The DOE report showed commercial crude oil inventories falling by 5.2 mb. Distillate inventories built by 6.2 and gasoline was up 5.3 mb. Overall, commercial stocks of crude and products rose by 5.9 mb. The large build in distillate inventories helped pressure the cracks to levels not reached since early September, dipping to 44.50 today basis the January contract compared to the high over 65 per barrel in early November. We suspect the weakness in disappearance levels for distillate is a function of the high price for diesel relative to crude, and because demand for cash barrels has softened as users utilize stocks built up earlier in the fall in anticipation of shortages. Disappearance levels remain lackluster, with gasoline in the most recent 4-week period off 7.1 percent against a year ago, while distillate is off 9.8 percent. Net exports in today’s report were also disappointing at 1.4 following last week’s level of 3.8 and the 4-week average at 2.1 mb/d.
The failure to hold the 75.00 area basis January crude has taken values well below levels we expected, but given that demand will likely recover as stocks are drawn down at the secondary levels, we remain cautious at pursuing the short side given the uncertainty surrounding Russian availability and the tightness in inventory levels next year.

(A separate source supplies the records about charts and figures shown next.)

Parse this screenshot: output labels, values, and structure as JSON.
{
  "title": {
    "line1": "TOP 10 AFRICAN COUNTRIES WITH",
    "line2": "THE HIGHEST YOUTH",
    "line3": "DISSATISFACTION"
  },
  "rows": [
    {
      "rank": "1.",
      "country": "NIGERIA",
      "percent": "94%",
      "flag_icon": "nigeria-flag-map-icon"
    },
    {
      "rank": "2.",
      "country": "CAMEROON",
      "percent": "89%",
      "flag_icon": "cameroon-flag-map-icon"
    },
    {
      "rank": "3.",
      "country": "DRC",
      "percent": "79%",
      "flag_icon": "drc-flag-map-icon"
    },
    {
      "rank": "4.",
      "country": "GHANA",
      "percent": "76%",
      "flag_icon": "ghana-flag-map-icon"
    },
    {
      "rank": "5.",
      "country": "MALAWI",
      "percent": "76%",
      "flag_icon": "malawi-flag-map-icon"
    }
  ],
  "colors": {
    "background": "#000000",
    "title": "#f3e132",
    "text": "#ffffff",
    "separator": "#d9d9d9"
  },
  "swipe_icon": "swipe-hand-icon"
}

After reaching a low at 5.337 basis January yesterday, the market has found some footing as it traded higher for much of the session today before settling with a gain of 25.4 cents at 5.723. A swing to cooler temperatures in the middle to back half of the 15 day forecasts was responsible for the recovery, with the 10-15 day now calling for colder than normal termperatures. The bounce was aided by the technically oversold level of the market. After a string of much warmer than normal temperatures over much of the US, tomorrow’s storage report is expected to show a draw of 31 bcf, well below the average decrease for this time of year at 49. The 5.30-5.35 support range held up yesterday. A violation of that level would point to 5 dollars as the next downside target. If the cooler turn to temperatures can continue, initial resistance in the 6 dollar level likely gives way to a push to fill Monday’s gap to 6.22.